I knew a guy once who thought it was funny to drive over to where the illegals would line up at the Home Depot for work in the morning just to watch them attach themselves to his truck so he could laugh and drive off. I don’t remember who that guy was but I’m hoping he caught his own fresh hell in one way or another. If you grow up in Los Angeles you are in this dynamic every day, on one side or the other, and you must address your feelings on the subject in one way or another. The din of right-wing radio whipping up a bigoted furor over illegals day in and day out presents its side loudly and clearly. But very few are willing to go down the road and tell the story from the other side — the underside. Despite the growing population of Mexican-Americans here, and despite their economic contribution to our state, and despite the amount of money they put into buying movie tickets, the image reflected back at us at the movies is largely of our white community. Very few films are made about the Latino community that we co-exist with every day of our lives here.
I disagree with the filmmakers and maybe with the publicity team. I don’t think you should not talk about the elephant in the room – I think you should go there. How many parents wouldn’t risk traveling outside of Mexico to El Norte for a better life when there is nothing but poverty and drugs back home? Why wouldn’t they come here, work here, and struggle to give their kids what they didn’t have? Isn’t that what so many all over the world did? Isn’t that how America was made? But the doors have at last closed.

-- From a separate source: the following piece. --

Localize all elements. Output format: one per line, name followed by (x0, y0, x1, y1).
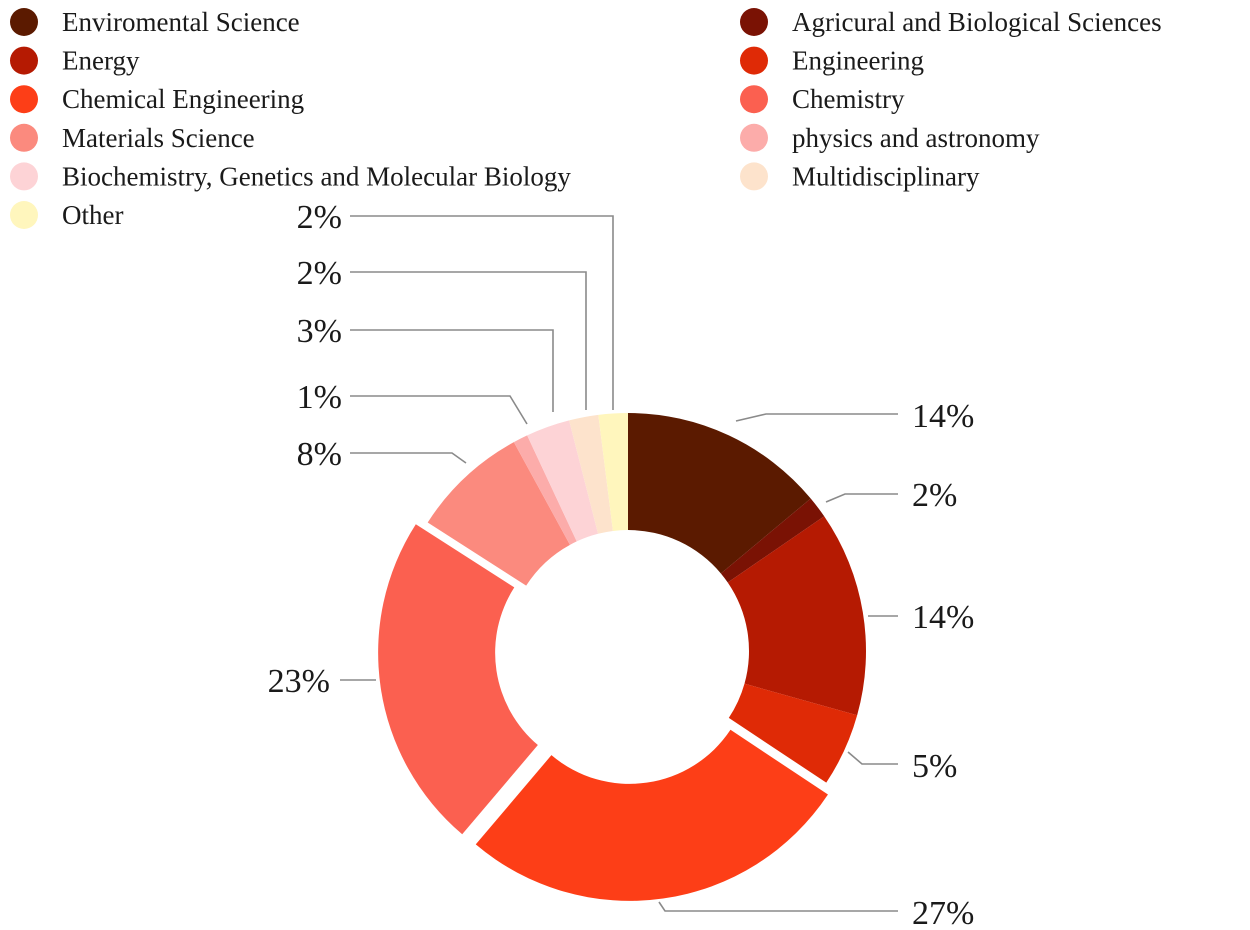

The angry mobs have mostly won the illegal debate — any right-winger who shows any sympathy whatsoever is exiled. Liberals seem too afraid to confront the angry mob so they too are now being “tough on illegal immigration.”

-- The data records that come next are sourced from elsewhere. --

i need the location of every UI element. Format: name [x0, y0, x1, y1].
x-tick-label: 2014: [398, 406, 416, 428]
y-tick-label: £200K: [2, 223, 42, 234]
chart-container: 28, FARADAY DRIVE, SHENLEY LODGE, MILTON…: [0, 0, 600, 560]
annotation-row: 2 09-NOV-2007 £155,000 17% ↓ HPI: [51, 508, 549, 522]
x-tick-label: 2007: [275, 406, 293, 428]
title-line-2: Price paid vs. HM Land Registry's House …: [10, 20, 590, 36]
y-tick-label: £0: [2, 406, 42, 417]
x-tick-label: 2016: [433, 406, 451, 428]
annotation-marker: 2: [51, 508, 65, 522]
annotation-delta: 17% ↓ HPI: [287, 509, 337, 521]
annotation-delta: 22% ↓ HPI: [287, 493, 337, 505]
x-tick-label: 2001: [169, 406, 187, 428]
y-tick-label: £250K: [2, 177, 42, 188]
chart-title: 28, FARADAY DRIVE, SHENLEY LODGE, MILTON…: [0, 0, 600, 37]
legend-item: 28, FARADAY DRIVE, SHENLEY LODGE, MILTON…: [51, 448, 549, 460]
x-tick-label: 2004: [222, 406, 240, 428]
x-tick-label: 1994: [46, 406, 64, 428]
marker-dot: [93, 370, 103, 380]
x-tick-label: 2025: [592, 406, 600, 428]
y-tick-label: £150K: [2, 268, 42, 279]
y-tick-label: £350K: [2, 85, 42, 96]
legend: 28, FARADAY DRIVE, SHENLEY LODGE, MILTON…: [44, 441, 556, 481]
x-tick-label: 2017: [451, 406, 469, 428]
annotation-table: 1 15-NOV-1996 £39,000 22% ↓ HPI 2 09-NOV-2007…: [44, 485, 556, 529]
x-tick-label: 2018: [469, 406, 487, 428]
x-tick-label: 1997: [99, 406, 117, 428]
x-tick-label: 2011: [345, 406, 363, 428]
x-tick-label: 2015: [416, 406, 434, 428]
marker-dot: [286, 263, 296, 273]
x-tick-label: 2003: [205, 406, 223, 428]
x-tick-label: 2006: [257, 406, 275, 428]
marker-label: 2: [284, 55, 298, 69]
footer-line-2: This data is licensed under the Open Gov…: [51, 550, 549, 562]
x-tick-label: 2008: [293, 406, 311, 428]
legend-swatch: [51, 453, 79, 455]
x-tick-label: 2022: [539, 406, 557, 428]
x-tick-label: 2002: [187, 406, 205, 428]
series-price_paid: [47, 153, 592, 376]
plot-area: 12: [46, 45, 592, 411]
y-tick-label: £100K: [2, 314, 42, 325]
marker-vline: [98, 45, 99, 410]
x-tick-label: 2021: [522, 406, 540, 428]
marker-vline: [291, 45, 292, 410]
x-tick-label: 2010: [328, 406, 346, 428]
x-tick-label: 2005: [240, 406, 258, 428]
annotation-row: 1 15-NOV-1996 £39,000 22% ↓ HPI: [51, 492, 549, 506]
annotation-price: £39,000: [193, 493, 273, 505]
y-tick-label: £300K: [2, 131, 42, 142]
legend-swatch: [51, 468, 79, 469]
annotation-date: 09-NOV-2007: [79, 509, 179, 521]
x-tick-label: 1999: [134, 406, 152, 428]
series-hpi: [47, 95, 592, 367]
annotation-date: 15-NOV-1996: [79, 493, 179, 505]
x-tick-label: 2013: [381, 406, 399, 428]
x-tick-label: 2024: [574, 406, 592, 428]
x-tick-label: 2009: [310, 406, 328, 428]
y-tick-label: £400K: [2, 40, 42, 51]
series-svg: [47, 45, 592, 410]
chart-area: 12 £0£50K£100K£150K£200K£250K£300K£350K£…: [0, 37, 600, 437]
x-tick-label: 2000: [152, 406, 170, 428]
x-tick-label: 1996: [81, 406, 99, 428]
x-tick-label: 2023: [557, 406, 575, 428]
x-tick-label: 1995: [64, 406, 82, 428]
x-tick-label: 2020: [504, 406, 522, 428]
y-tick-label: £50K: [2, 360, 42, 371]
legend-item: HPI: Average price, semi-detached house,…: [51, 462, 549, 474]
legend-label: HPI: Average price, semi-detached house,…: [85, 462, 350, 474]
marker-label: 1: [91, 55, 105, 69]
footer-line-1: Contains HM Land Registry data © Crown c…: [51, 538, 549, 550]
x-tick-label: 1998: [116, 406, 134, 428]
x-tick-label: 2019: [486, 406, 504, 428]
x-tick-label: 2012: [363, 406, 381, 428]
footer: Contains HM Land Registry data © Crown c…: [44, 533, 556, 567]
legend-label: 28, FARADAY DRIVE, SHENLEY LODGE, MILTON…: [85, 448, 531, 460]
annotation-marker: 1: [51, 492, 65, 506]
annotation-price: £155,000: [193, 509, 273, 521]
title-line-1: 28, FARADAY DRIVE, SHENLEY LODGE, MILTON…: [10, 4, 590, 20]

I don’t really have the answer to the “illegal immigration” problem but A Better Life should, I think, be right in there as way to remind us of the human side of those we imagine are cramming themselves into tiny apartments, driving around with no license or registration, using our health clinics and schools. The human side is that they’re people, families, dads, sons, aunts, sisters. Yes, they’re forming gangs because what other options do they have? A Better Life shows the options – deportation, working illegally, marrying a US citizen. If you are here illegally you don’t have many options that are within the law – yet you can’t go home because what then?

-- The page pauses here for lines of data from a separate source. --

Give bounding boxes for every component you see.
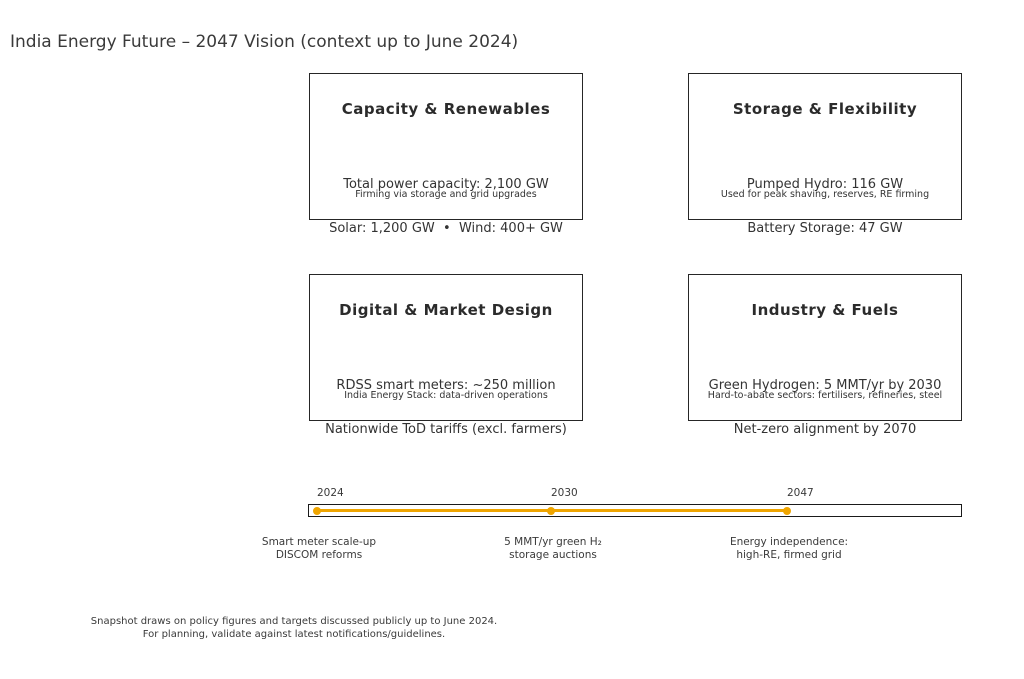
card-title: Digital & Market Design: [339, 301, 553, 319]
disclaimer-line: Snapshot draws on policy figures and tar…: [90, 616, 498, 627]
card-stat-line: Green Hydrogen: 5 MMT/yr by 2030: [708, 378, 942, 393]
page-title: India Energy Future – 2047 Vision (conte…: [10, 32, 519, 52]
card-capacity-renewables: Capacity & Renewables Total power capaci…: [309, 73, 583, 235]
card-stats: Green Hydrogen: 5 MMT/yr by 2030 Net-zer…: [689, 350, 961, 466]
card-stat-line: Battery Storage: 47 GW: [747, 220, 903, 236]
milestone-caption-line: 5 MMT/yr green H₂: [504, 536, 602, 548]
timeline-bar: [308, 504, 962, 517]
card-stat-line: Pumped Hydro: 116 GW: [746, 177, 904, 192]
timeline-year-2024: 2024: [317, 487, 344, 499]
card-footnote: Firming via storage and grid upgrades: [355, 189, 537, 200]
card-stats: Total power capacity: 2,100 GW Solar: 1,…: [310, 149, 582, 265]
timeline-year-2030: 2030: [551, 487, 578, 499]
card-footnote: Hard-to-abate sectors: fertilisers, refi…: [707, 390, 943, 401]
timeline-year-2047: 2047: [787, 487, 814, 499]
milestone-caption-line: Energy independence:: [729, 536, 849, 548]
card-stats: Pumped Hydro: 116 GW Battery Storage: 47…: [689, 149, 961, 265]
milestone-dot-2030: [547, 506, 555, 515]
card-title: Capacity & Renewables: [341, 100, 551, 118]
card-footnote: India Energy Stack: data-driven operatio…: [344, 390, 548, 401]
milestone-caption-2030: 5 MMT/yr green H₂ storage auctions: [504, 536, 602, 562]
milestone-caption-line: DISCOM reforms: [275, 549, 363, 561]
card-stat-line: Net-zero alignment by 2070: [733, 421, 917, 437]
milestone-dot-2047: [783, 506, 791, 515]
card-footnote: Used for peak shaving, reserves, RE firm…: [720, 189, 930, 200]
card-stat-line: Nationwide ToD tariffs (excl. farmers): [325, 421, 567, 437]
card-stat-line: Total power capacity: 2,100 GW: [343, 177, 549, 192]
card-stat-line: RDSS smart meters: ~250 million: [336, 378, 556, 393]
card-storage-flexibility: Storage & Flexibility Pumped Hydro: 116 …: [688, 73, 962, 235]
milestone-caption-line: Smart meter scale-up: [261, 536, 377, 548]
card-title: Industry & Fuels: [751, 301, 899, 319]
card-stats: RDSS smart meters: ~250 million Nationwi…: [310, 350, 582, 466]
milestone-caption-line: high-RE, firmed grid: [736, 549, 842, 561]
card-industry-fuels: Industry & Fuels Green Hydrogen: 5 MMT/y…: [688, 274, 962, 436]
milestone-dot-2024: [313, 506, 321, 515]
milestone-caption-line: storage auctions: [509, 549, 597, 561]
card-stat-line: Solar: 1,200 GW • Wind: 400+ GW: [329, 220, 563, 236]
milestone-caption-2047: Energy independence: high-RE, firmed gri…: [730, 536, 848, 562]
disclaimer-note: Snapshot draws on policy figures and tar…: [91, 615, 497, 641]
card-digital-market-design: Digital & Market Design RDSS smart meter…: [309, 274, 583, 436]
card-title: Storage & Flexibility: [732, 100, 918, 118]
milestone-caption-2024: Smart meter scale-up DISCOM reforms: [262, 536, 376, 562]
disclaimer-line: For planning, validate against latest no…: [142, 629, 446, 640]
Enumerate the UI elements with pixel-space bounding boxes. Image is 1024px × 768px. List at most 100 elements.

I think it’s a subject worth arguing about. And I hope that people see A Better Life and that it leads to more discussions about the life or death struggle by people who are really just trying to feed themselves and their families.
But this is a controversial subject and I’m way off course. The point is, Bichir turns in one of the year’s best performances. I’ll leave you with what the Washington Post’s Ann Hornaday said about Bichir:
If “A Better Life” falls into too-pat schematic order at times, its emotional pull is undeniable, thanks in large part to Bichir’s quietly potent performance of a good man who’s incapable of doing the wrong thing until he does. Without a scintilla of showboating or begging for the audience’s sympathy, Bichir never allows Carlos to be a victim, instead giving him the dignity of his choices: good and bad, smart and dumb, legal and illegal.
“A Better Life” might not change any minds about immigration policy, but it illuminates the conversation with context, compassion and understanding. And by the time Carlos utters the film’s heart-stopper of a final line, audiences may feel ambivalent about where he’s going, but they’ll have a newly awakened sense of where he’s coming from.